KBZK Bozeman MT News / YouTube
Yellowstone National Park rangers had their hands full last Friday dealing with visitors diving in cars and walking around the park trying to get a close-up of bull elk belting out their mating calls.
That’s right ladies and gentlemen – it’s elk mating season in the park, and as usual, most of the action from bull elk is witnessed in September. Specifically at the Mammoth Village area part of the park which is known for being a hot spot to see elk battles and watch then do their mating rituals.
Hundreds of people who were there on Friday received multiple warnings from rangers that they were getting a little too close to the giant forest creatures. Wildlife officials say elk can be very dangerous, especially during mating season, and now is not the time to try to get a close-up picture of them for your social media accounts.
The video footage you’re about to see below shows a riled-up elk walking around, scraping the ground with its hooves and antlers, and bugling loudly. Rangers say the males are letting the lady elk know they are interested in romance, as well as, warning the other males that they’re ready to do battle if they see them.
One elk was even reported to have trotted across the road towards a group of people in front of the visitor center. Rangers had to quickly direct the visitors to a safe spot behind the building before things got ugly.

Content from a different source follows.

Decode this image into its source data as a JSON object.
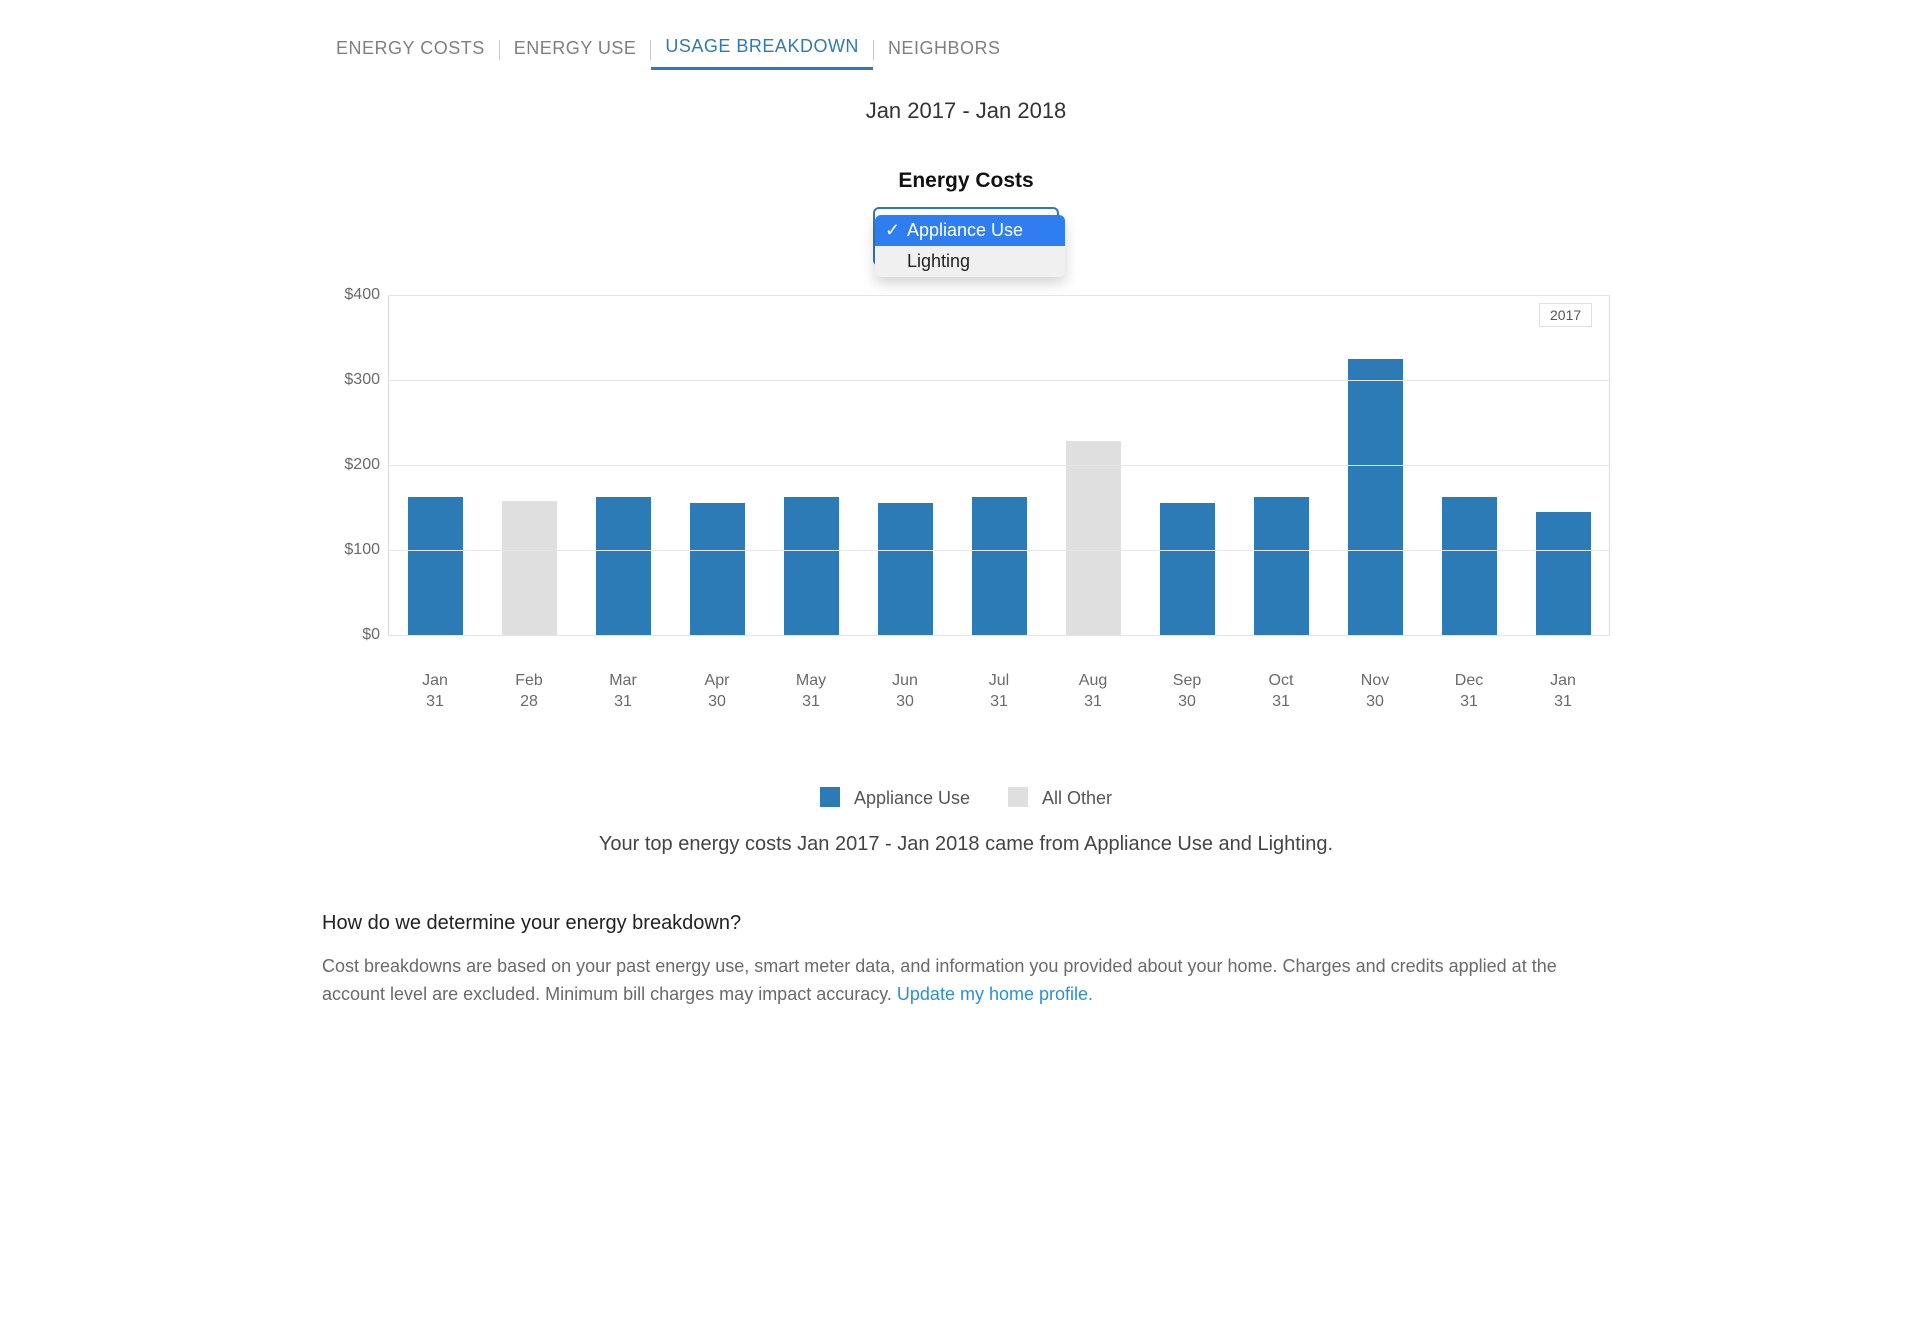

After the danger passed, park visitor Roger Casas, who ran for cover told KBZK, “It’s really cool. It’s something I’ve never seen anywhere.” The news reporter then asked him if he was scared and he replied, “Kind of, I am actually. You know, um, it’s nice to be scared. It’s better to be scared. It’s safe to be scared at times like this, you know.”
At one point, rangers even had to put their patrol vehicle between a bull elk and a group of people in an attempt to keep them safe. The elk gored the SUV shattering the door handle and denting up the metal on the side of the vehicle.
Wildlife officials warn those visiting the park during September that it’s best to stay 100+ feet away from them and the safest place to view them is from the comfort of your own vehicle. Ranger Vanessa Vought warned that the mood of the bulls can change in an instant.
She said, “Ok, this animal’s bedded down right now but if it gets up, we need to think about where we can go to take cover.”